How to solve this equation: $ x(e^{x}-e^{-x})-e^{x}=0 $

Question

I've already tried to simplify it as: $$e^{2x}(x-1)-x=0$$

And that gives me: $e^{2x}=\frac{x}{x-1}$

so $2x = \ln(\frac{x}{x-1}) => 2x = \ln(x)-\ln(x-1)$

But then I am stuck. If anyone has a trick or anything?

Thank you in advance.

Answer 1

Divide both sides by $2$ and recall the hyperbolic sine function:

$$x\frac{e^x-e^{-x}}2-\frac{e^x}2=0$$

$$x\sinh(x)-\frac{e^x}2=0$$

Now we employ Newton's method:

$$x_{n+1}=x_n-\frac{x_n\sinh(x_n)-\frac{e^{x_n}}2}{\sinh(x_n)+x_n\cosh(x_n)-\frac{e^{x_n}}2}$$

With $x_0=1$,

$x_1=1.135335283$

$x_2=1.119569316$

$x_3=1.119322977$

$x_4=1.119322917$

And so that is the solution near $x_0=1$. With $x_0=-0.5$,

$x_1=-0.530772575$

$x_2=-0.530045575$

$x_3=-0.530045160$

$x_4=-0.530045160$

And that is the desired solution near $x=-0.5$

Answer 2

with a substitution it looks nicer setting $$t=e^x$$ then we have $$t^2(\ln(t)-1)-\ln(t)=0$$ and now see the Newton-Raphson method

Answer 3

Since $e^x-e^{-x}=2\sinh x$ and $e^x=\sinh x+\cosh x$, we can rewrite the equation as $2x\sinh x-\sinh x-\cosh x=0$ or $$ 2x=1+\coth x $$ (after noticing that $x=0$ is not a solution).

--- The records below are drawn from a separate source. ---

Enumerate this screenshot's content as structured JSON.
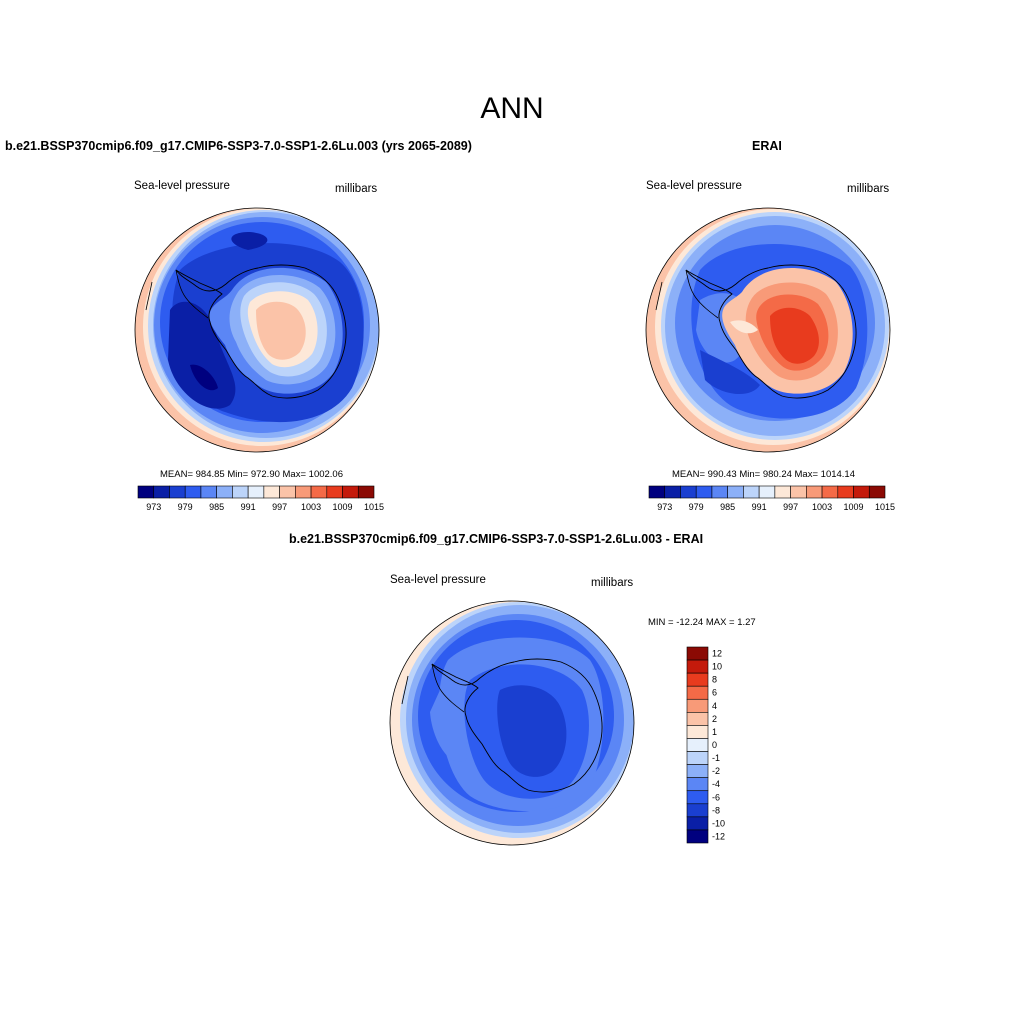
{
  "title": "ANN",
  "panels": [
    {
      "title": "b.e21.BSSP370cmip6.f09_g17.CMIP6-SSP3-7.0-SSP1-2.6Lu.003 (yrs 2065-2089)",
      "variable": "Sea-level pressure",
      "units": "millibars",
      "stats": "MEAN= 984.85  Min= 972.90  Max= 1002.06"
    },
    {
      "title": "ERAI",
      "variable": "Sea-level pressure",
      "units": "millibars",
      "stats": "MEAN= 990.43  Min= 980.24  Max= 1014.14"
    },
    {
      "title": "b.e21.BSSP370cmip6.f09_g17.CMIP6-SSP3-7.0-SSP1-2.6Lu.003 - ERAI",
      "variable": "Sea-level pressure",
      "units": "millibars",
      "stats": "MIN = -12.24 MAX =   1.27"
    }
  ],
  "colorbar_abs": {
    "colors": [
      "#00007f",
      "#0a1fa6",
      "#1a3fd0",
      "#2e5cf0",
      "#5b86f5",
      "#8cb0f8",
      "#bcd4fa",
      "#e6f0fc",
      "#fde8d8",
      "#fbc3a8",
      "#f89a78",
      "#f46a47",
      "#e83b1e",
      "#c41a0b",
      "#8b0a04"
    ],
    "labels": [
      "973",
      "979",
      "985",
      "991",
      "997",
      "1003",
      "1009",
      "1015"
    ]
  },
  "colorbar_diff": {
    "colors": [
      "#8b0a04",
      "#c41a0b",
      "#e83b1e",
      "#f46a47",
      "#f89a78",
      "#fbc3a8",
      "#fde8d8",
      "#e6f0fc",
      "#bcd4fa",
      "#8cb0f8",
      "#5b86f5",
      "#2e5cf0",
      "#1a3fd0",
      "#0a1fa6",
      "#00007f"
    ],
    "labels": [
      "12",
      "10",
      "8",
      "6",
      "4",
      "2",
      "1",
      "0",
      "-1",
      "-2",
      "-4",
      "-6",
      "-8",
      "-10",
      "-12"
    ]
  }
}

If we consider $f(x)=2x-1-\coth x$, we have $$ f'(x)=2-(1-\coth^2x)=1+\coth^2x $$ which is positive. So the function is increasing in both the intervals $(-\infty,0)$ and $(0,\infty)$.

Since $$ \lim_{x\to-\infty}f(x)=-\infty,\quad \lim_{x\to0^-}f(x)=\infty,\quad \lim_{x\to0^+}f(x)=-\infty,\quad \lim_{x\to\infty}f(x)=\infty $$ we know that the equation has two solutions.